Ele atribui, em seus escritos, uma importância à Ásia e à África que não era generalizada dentre os doutrinadores de seu tempo, chamando atenção para a influência das relações políticas, jurídicas e comerciais com esses continentes para a estruturação do Direito das Nações. Ao fazê-lo, contesta a tese segundo a qual o Direito Internacional era um produto formulado exclusivamente pelas nações cristãs europeias. É louvável a dedicação do autor em catalogar extensa documentação sobre a participação ativa dessas regiões para compor sua tese central de como o Direito das Nações influenciou o desenvolvimento do DIP. A reelaboração da historiografia do DIP com a retomada de narrativas silenciadas e de agências de povos asiáticos e africanos é um aspecto positivo da obra de Alexandrowicz, pois pavimentou vias para posteriores articulações contrárias ao eurocentrismo.

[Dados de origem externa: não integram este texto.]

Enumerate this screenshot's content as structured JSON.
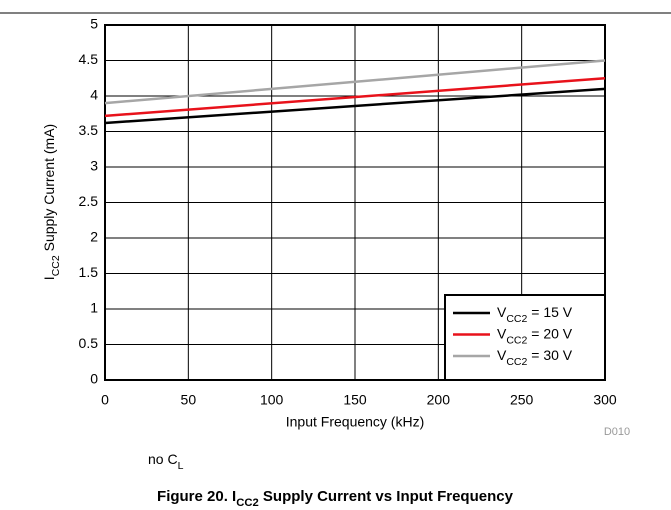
{
  "chart_data": {
    "type": "line",
    "x": [
      0,
      300
    ],
    "series": [
      {
        "name": "VCC2 = 15 V",
        "color": "#000000",
        "values": [
          3.62,
          4.1
        ]
      },
      {
        "name": "VCC2 = 20 V",
        "color": "#e8121b",
        "values": [
          3.72,
          4.25
        ]
      },
      {
        "name": "VCC2 = 30 V",
        "color": "#a6a6a6",
        "values": [
          3.9,
          4.5
        ]
      }
    ],
    "xlim": [
      0,
      300
    ],
    "xticks": [
      0,
      50,
      100,
      150,
      200,
      250,
      300
    ],
    "ylim": [
      0,
      5
    ],
    "yticks": [
      0,
      0.5,
      1,
      1.5,
      2,
      2.5,
      3,
      3.5,
      4,
      4.5,
      5
    ],
    "xlabel": "Input Frequency (kHz)",
    "ylabel": "ICC2 Supply Current (mA)",
    "grid": true,
    "legend": "lower right",
    "code": "D010",
    "note": "no CL",
    "caption": "Figure 20. ICC2 Supply Current vs Input Frequency"
  }
}
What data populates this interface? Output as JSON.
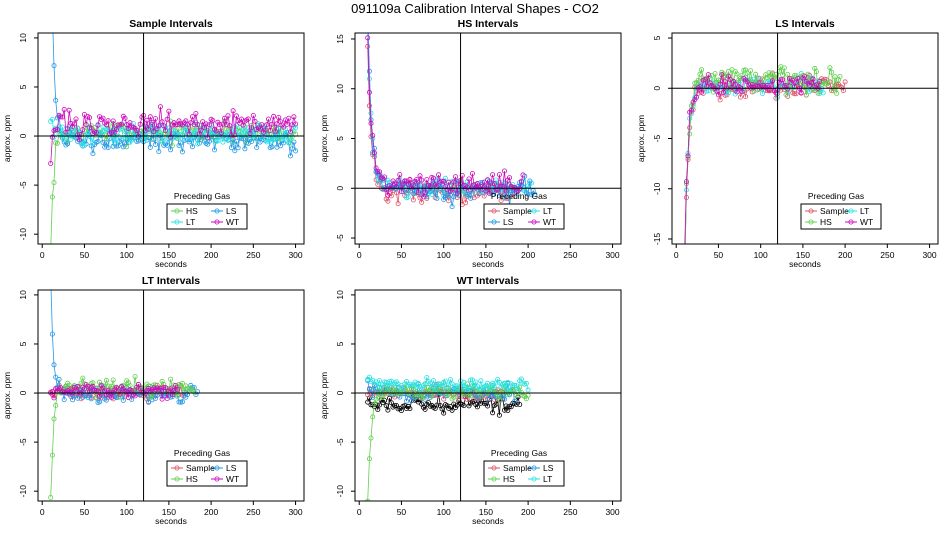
{
  "main_title": "091109a   Calibration Interval Shapes - CO2",
  "legend_title": "Preceding Gas",
  "colors": {
    "Sample": "#df536b",
    "HS": "#61d04f",
    "LS": "#2297e6",
    "LT": "#28e2e5",
    "WT": "#cd0bbc",
    "Self": "#000000"
  },
  "chart_data": [
    {
      "type": "scatter",
      "title": "Sample Intervals",
      "xlabel": "seconds",
      "ylabel": "approx. ppm",
      "xlim": [
        -5,
        310
      ],
      "ylim": [
        -11,
        10.5
      ],
      "xticks": [
        0,
        50,
        100,
        150,
        200,
        250,
        300
      ],
      "yticks": [
        -10,
        -5,
        0,
        5,
        10
      ],
      "vline": 120,
      "hline": 0,
      "legend": [
        "HS",
        "LS",
        "LT",
        "WT"
      ],
      "series": [
        {
          "name": "HS",
          "x_end": 300,
          "level": 0.4,
          "noise": 0.9,
          "start": -12,
          "tau": 3.5
        },
        {
          "name": "LS",
          "x_end": 300,
          "level": -0.5,
          "noise": 1.0,
          "start": 20,
          "tau": 4
        },
        {
          "name": "LT",
          "x_end": 300,
          "level": 0.2,
          "noise": 0.8,
          "start": 2,
          "tau": 3
        },
        {
          "name": "WT",
          "x_end": 300,
          "level": 1.2,
          "noise": 1.0,
          "start": -3,
          "tau": 3
        }
      ]
    },
    {
      "type": "scatter",
      "title": "HS Intervals",
      "xlabel": "seconds",
      "ylabel": "approx. ppm",
      "xlim": [
        -5,
        310
      ],
      "ylim": [
        -5.6,
        15.6
      ],
      "xticks": [
        0,
        50,
        100,
        150,
        200,
        250,
        300
      ],
      "yticks": [
        -5,
        0,
        5,
        10,
        15
      ],
      "vline": 120,
      "hline": 0,
      "legend": [
        "Sample",
        "LT",
        "LS",
        "WT"
      ],
      "series": [
        {
          "name": "Sample",
          "x_end": 185,
          "level": -0.3,
          "noise": 0.9,
          "start": 14,
          "tau": 5
        },
        {
          "name": "LT",
          "x_end": 205,
          "level": 0.1,
          "noise": 0.7,
          "start": 16,
          "tau": 5
        },
        {
          "name": "LS",
          "x_end": 208,
          "level": -0.2,
          "noise": 0.9,
          "start": 17,
          "tau": 5
        },
        {
          "name": "WT",
          "x_end": 195,
          "level": 0.4,
          "noise": 0.8,
          "start": 15,
          "tau": 5
        }
      ]
    },
    {
      "type": "scatter",
      "title": "LS Intervals",
      "xlabel": "seconds",
      "ylabel": "approx. ppm",
      "xlim": [
        -5,
        310
      ],
      "ylim": [
        -15.5,
        5.5
      ],
      "xticks": [
        0,
        50,
        100,
        150,
        200,
        250,
        300
      ],
      "yticks": [
        -15,
        -10,
        -5,
        0,
        5
      ],
      "vline": 120,
      "hline": 0,
      "legend": [
        "Sample",
        "LT",
        "HS",
        "WT"
      ],
      "series": [
        {
          "name": "Sample",
          "x_end": 200,
          "level": 0.2,
          "noise": 0.8,
          "start": -18,
          "tau": 4
        },
        {
          "name": "LT",
          "x_end": 175,
          "level": 0.3,
          "noise": 0.7,
          "start": -17,
          "tau": 4
        },
        {
          "name": "HS",
          "x_end": 195,
          "level": 0.9,
          "noise": 1.1,
          "start": -19,
          "tau": 4
        },
        {
          "name": "WT",
          "x_end": 170,
          "level": 0.4,
          "noise": 0.7,
          "start": -16,
          "tau": 4
        }
      ]
    },
    {
      "type": "scatter",
      "title": "LT Intervals",
      "xlabel": "seconds",
      "ylabel": "approx. ppm",
      "xlim": [
        -5,
        310
      ],
      "ylim": [
        -11,
        10.5
      ],
      "xticks": [
        0,
        50,
        100,
        150,
        200,
        250,
        300
      ],
      "yticks": [
        -10,
        -5,
        0,
        5,
        10
      ],
      "vline": 120,
      "hline": 0,
      "legend": [
        "Sample",
        "LS",
        "HS",
        "WT"
      ],
      "series": [
        {
          "name": "Sample",
          "x_end": 170,
          "level": 0.0,
          "noise": 0.6,
          "start": 0,
          "tau": 3
        },
        {
          "name": "LS",
          "x_end": 185,
          "level": -0.1,
          "noise": 0.7,
          "start": 12,
          "tau": 3
        },
        {
          "name": "HS",
          "x_end": 180,
          "level": 0.5,
          "noise": 0.7,
          "start": -11,
          "tau": 3
        },
        {
          "name": "WT",
          "x_end": 160,
          "level": 0.2,
          "noise": 0.5,
          "start": 0,
          "tau": 3
        }
      ]
    },
    {
      "type": "scatter",
      "title": "WT Intervals",
      "xlabel": "seconds",
      "ylabel": "approx. ppm",
      "xlim": [
        -5,
        310
      ],
      "ylim": [
        -11,
        10.5
      ],
      "xticks": [
        0,
        50,
        100,
        150,
        200,
        250,
        300
      ],
      "yticks": [
        -10,
        -5,
        0,
        5,
        10
      ],
      "vline": 120,
      "hline": 0,
      "legend": [
        "Sample",
        "LS",
        "HS",
        "LT"
      ],
      "series": [
        {
          "name": "Self",
          "x_end": 190,
          "level": -1.1,
          "noise": 0.7,
          "start": -1,
          "tau": 3,
          "in_legend": false
        },
        {
          "name": "Sample",
          "x_end": 170,
          "level": 0.0,
          "noise": 0.5,
          "start": 0,
          "tau": 3
        },
        {
          "name": "LS",
          "x_end": 185,
          "level": 0.0,
          "noise": 0.6,
          "start": 1,
          "tau": 3
        },
        {
          "name": "HS",
          "x_end": 200,
          "level": 0.1,
          "noise": 0.6,
          "start": -11,
          "tau": 4
        },
        {
          "name": "LT",
          "x_end": 200,
          "level": 0.9,
          "noise": 0.5,
          "start": 1,
          "tau": 3
        }
      ]
    }
  ]
}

Isso demonstra que Alexandrowicz já se preocupava com temas que viriam a ser estudados posteriormente com base em abordagens que emergiram depois de sua época, as TWAIL, que defendem a necessidade de reconstrução e análise do DIP com a desmistificação do universalismo unilateral da disciplina e da denúncia ao monopólio epistêmico da Europa na constituição e na aplicação de um ramo do Direito que se autodenomina e se pretende internacional. As análises atuais não eurocentradas e não coloniais do DIP são corolários das vertentes terceiro-mundistas propagadas na Conferência de Bandung, em 1955, e de algum modo dialogam com as epistemologias ante, pós e decoloniais, com destaque para os estudos subalternos que afloraram na Índia, país que, não coincidentemente, influenciou o amadurecimento teórico do autor. Esses estudos críticos congregam outras narrativas e geografias que foram subalternizadas pelo empreendimento imperial e evidenciam as contribuições que “os condenados da terra” (FANON, 1963) outorgaram à história do Direito Internacional.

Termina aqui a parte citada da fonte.